Jednak lata poprzedzające wybuch II wojny światowej, to również czas spacerów po Gdańsku i zachwytów młodzieńczego życia. Wanda Kamrowska, Elżbieta Szuca i Antoni Wieloch stanowili grupę blisko związanych ze sobą przyjaciół. Często jeździli do Orłowa, spacerowali po Gdańsku, zachowały się ich zdjęcia z Biskupiej Górki, Góry Gradowej, Błędnika. Na wszystkich fotografiach: piękny Gdańsk przedwojenny. Wandę często odwiedzała w Gdańsku siostra Franciszka. Chodziły razem do modystek, na zakupy i spacery.
31 sierpnia 1939 r. Wanda Kamrowska skończyła służbę o godz. 21. Godzinę wcześniej do ich wspólnego mieszkania wróciła z pracy Elżbieta Szuca, która wspominała:
,,Zjadłyśmy kolację i poszłyśmy spać. Przed piątą obudziły nas strzały ze Schleswiga. W radio mówią, że wojna. Wanda zaczynała dyżur o 8 rano. Nie wiadomo, co robić. Na placu Heweliusza zatrzymał nas kordon, za nim już była bitwa. Wanda mówiła: – Patrz, nasi chłopcy już bronią Poczty. Nogi się pode mną ugięły, bo wyglądało to strasznie.’’
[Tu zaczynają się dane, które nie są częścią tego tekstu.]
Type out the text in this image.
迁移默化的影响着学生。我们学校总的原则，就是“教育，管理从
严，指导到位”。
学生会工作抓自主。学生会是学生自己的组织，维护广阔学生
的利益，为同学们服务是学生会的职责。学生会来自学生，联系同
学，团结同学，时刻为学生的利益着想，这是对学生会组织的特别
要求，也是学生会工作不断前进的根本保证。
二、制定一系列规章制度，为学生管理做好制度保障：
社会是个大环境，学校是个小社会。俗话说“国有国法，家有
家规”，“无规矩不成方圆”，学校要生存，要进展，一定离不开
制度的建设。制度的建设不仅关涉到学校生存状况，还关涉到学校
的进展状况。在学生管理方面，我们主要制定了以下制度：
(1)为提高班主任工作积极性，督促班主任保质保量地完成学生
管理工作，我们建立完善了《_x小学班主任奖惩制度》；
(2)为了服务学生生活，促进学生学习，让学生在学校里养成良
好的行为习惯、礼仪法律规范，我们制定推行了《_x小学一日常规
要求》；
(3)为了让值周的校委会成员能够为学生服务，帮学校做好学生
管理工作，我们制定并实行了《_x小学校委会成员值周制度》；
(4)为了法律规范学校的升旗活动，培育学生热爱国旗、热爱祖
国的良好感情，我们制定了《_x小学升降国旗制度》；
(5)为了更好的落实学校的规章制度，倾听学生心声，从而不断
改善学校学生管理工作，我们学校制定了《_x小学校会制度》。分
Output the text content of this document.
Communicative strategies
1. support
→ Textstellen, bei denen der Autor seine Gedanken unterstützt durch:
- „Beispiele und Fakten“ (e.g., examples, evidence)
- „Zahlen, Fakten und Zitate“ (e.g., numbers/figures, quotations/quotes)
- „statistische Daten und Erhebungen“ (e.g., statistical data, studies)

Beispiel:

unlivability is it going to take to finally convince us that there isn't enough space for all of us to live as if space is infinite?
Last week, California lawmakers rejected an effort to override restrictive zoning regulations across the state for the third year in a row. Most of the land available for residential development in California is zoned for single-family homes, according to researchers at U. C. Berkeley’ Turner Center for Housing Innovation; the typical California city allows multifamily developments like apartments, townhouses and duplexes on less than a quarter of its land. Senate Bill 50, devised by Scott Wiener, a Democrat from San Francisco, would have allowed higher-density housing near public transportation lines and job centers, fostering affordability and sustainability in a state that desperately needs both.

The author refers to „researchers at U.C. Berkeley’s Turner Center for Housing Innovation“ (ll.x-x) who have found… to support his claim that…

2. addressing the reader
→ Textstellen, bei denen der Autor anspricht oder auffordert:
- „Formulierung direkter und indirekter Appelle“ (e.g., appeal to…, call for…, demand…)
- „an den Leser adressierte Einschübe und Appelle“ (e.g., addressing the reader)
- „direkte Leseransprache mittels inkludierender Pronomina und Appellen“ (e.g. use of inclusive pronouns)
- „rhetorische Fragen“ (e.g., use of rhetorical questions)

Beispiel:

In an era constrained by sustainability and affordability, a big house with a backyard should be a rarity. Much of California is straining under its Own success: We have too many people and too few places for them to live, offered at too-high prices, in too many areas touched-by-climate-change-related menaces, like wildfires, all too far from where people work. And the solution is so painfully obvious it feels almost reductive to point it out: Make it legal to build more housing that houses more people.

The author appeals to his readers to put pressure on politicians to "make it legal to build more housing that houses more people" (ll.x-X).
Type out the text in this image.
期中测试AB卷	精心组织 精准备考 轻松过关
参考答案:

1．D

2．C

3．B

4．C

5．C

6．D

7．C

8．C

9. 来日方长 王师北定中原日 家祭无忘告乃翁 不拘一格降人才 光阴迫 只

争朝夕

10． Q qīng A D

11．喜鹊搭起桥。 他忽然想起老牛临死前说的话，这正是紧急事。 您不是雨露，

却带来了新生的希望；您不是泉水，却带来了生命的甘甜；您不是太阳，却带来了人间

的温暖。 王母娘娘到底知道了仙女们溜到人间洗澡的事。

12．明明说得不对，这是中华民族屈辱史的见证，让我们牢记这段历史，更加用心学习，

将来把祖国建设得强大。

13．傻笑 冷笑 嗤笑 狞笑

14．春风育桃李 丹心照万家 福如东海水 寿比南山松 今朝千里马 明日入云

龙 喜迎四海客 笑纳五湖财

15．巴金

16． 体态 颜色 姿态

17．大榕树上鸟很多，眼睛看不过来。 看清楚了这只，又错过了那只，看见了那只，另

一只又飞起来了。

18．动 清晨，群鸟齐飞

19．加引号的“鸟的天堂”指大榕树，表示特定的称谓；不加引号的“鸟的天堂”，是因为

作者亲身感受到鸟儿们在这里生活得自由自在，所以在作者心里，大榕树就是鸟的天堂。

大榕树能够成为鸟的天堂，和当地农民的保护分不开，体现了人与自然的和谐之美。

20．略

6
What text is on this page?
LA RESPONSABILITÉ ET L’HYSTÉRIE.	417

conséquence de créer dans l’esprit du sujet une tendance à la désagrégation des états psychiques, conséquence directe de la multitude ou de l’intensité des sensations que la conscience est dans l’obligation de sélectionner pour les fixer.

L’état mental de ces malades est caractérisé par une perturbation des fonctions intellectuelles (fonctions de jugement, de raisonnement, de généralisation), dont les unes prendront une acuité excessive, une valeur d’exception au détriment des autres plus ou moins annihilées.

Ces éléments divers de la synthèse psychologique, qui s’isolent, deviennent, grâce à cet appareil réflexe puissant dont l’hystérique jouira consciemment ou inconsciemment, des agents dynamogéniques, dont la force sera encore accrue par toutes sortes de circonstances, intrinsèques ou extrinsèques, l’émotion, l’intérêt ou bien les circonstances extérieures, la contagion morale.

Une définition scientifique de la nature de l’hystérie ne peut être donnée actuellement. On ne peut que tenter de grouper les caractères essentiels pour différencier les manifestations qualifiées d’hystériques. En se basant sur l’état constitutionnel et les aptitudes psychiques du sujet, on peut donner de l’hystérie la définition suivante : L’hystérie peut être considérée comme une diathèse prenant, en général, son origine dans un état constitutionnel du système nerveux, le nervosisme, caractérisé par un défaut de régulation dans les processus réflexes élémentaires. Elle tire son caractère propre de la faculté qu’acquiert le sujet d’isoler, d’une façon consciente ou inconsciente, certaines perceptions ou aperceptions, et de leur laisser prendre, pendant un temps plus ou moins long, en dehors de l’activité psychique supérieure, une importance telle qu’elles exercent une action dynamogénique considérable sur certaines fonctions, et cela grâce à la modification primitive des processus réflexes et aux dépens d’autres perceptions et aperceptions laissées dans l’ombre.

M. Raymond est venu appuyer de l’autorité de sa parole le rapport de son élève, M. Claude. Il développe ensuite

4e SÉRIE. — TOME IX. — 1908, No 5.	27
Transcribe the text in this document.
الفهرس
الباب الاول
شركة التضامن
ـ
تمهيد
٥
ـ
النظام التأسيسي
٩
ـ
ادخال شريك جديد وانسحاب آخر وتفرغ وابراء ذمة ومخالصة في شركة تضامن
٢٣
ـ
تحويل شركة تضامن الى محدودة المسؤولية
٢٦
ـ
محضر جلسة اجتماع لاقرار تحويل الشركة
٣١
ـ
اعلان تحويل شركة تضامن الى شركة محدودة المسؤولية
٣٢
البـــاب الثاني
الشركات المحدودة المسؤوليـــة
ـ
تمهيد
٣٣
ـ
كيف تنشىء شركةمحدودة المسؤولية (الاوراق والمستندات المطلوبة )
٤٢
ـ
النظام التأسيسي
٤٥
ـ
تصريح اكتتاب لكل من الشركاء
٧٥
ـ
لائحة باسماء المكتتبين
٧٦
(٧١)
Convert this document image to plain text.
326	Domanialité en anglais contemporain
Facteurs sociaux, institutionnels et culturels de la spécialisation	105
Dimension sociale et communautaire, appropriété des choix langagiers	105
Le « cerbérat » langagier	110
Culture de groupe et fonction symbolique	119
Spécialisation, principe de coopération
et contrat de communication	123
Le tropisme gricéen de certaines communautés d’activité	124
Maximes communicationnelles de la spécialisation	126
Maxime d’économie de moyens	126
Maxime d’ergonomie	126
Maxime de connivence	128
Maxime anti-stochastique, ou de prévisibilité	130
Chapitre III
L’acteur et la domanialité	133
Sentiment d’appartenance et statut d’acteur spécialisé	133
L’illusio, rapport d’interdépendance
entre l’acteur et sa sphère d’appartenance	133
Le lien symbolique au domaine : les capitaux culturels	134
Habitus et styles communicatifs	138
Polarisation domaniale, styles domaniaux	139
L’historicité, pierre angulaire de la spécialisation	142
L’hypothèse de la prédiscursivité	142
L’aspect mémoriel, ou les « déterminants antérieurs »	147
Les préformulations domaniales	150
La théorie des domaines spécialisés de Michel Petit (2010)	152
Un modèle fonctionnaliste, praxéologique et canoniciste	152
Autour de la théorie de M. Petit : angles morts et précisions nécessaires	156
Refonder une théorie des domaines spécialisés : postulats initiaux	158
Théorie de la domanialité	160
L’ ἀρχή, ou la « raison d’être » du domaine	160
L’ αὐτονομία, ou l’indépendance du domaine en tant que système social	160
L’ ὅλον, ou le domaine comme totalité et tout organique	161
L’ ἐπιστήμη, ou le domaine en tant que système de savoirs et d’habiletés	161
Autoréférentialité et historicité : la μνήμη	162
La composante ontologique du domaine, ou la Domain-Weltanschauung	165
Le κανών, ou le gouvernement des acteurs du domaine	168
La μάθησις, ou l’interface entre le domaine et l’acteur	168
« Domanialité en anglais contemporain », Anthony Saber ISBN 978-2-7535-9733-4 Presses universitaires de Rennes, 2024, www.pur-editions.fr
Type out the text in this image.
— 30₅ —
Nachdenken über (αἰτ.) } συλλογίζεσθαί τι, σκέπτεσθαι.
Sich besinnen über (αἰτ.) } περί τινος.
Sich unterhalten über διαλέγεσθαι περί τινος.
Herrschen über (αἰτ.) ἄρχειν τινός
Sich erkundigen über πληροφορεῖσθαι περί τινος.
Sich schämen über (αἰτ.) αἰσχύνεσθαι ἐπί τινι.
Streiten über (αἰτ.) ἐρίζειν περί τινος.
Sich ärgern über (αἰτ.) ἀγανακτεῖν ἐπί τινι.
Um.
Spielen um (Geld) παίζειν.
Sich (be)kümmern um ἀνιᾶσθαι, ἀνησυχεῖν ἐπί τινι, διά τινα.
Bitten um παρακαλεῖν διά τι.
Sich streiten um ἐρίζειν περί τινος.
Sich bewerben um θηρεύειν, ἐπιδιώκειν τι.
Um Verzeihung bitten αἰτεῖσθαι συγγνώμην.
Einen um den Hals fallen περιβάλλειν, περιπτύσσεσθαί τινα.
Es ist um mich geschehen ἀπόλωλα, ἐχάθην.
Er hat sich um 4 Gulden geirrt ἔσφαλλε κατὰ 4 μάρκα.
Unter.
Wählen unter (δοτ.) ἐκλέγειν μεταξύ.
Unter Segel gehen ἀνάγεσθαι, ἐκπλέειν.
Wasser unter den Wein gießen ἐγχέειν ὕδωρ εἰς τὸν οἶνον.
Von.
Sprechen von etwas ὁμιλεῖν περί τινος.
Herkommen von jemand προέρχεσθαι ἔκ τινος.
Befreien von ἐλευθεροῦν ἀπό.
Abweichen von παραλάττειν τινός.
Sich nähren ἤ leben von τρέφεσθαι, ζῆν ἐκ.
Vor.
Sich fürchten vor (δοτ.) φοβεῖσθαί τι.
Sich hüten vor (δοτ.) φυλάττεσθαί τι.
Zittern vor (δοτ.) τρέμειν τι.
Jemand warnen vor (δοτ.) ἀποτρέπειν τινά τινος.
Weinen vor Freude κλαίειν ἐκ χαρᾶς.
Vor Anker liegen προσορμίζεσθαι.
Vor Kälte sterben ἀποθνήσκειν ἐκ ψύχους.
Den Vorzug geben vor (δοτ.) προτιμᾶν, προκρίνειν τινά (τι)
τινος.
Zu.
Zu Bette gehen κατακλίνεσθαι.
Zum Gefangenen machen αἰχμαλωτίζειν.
W pierwszych dniach II wojny światowej obie telegrafistki zostały aresztowane i więzione w budynku Victoriaschule, gdańskiej szkoły średniej dla dziewcząt przy ul. Kładki, którą hitlerowcy wykorzystali, jako więzienie dla działaczek i działaczy polonijnych.
Syn Wandy Kamrowskiej – Marek Cichosz wspomina, że dopiero 40 lat po wojnie dowiedział się, że Pan Wieloch podkochiwał się w Wandzie Kamrowskiej i właściwie uratował jej życie. Wziął papiery Kamrowskiej z przygotowanych kartotek polskich Gdańszczan i zniszczył je. Mógł to zrobić, ponieważ często pełnił prawdopodobnie funkcję tłumacza dla Niemców. Po zniszczeniu papierów Wanda Kamrowska nie była niepokojona przez Niemców. Podczas wojny pracowała jako księgowa w firmie w Gdyni. Podczas wojny wysyłała jednak paczki Wielochowi, który został aresztowany. Nigdy potem nie chciała opowiadać o tym okresie. Jeśli rozmawiała o tym ze swoim mężem, którego poślubiła w 1946r., używali języka niemieckiego, aby syn nie mógł ich zrozumieć. Rodziny jej i męża doskonale się znały. Jej przyszły mąż wrócił po wojnie do Polski, odszukał Wandę Kamrowską i oświadczył się. Mimo wszystko, rodzina Wandy Kamrowskiej wspomina, że prawdopodobnie cały czas żywiła pewien sentyment do Antoniego Wielocha. Jak wspomina jej syn, Wanda była troskliwą matką, ale jednocześnie dawała dużą swobodę.
Po wojnie pracowała, jako księgowa, m.in. w cukrowni w Pelplinie. Również miała krótki okres zatrudnienia na poczcie w Gdyni. Ostatecznie z mężem i synem zamieszkała we Wrzeszczu. Jej mąż nie był szczególnie zadowolony z faktu, że pracuje, ale Kamrowska twierdziła, że chce być niezależna i mieć własne pieniądze. Wanda Kamrowska ze względu na silne nastroje antyniemieckie nie afiszowała się, że przed wojną mieszkała w Gdańsku, choć była napływową Gdańszczanką.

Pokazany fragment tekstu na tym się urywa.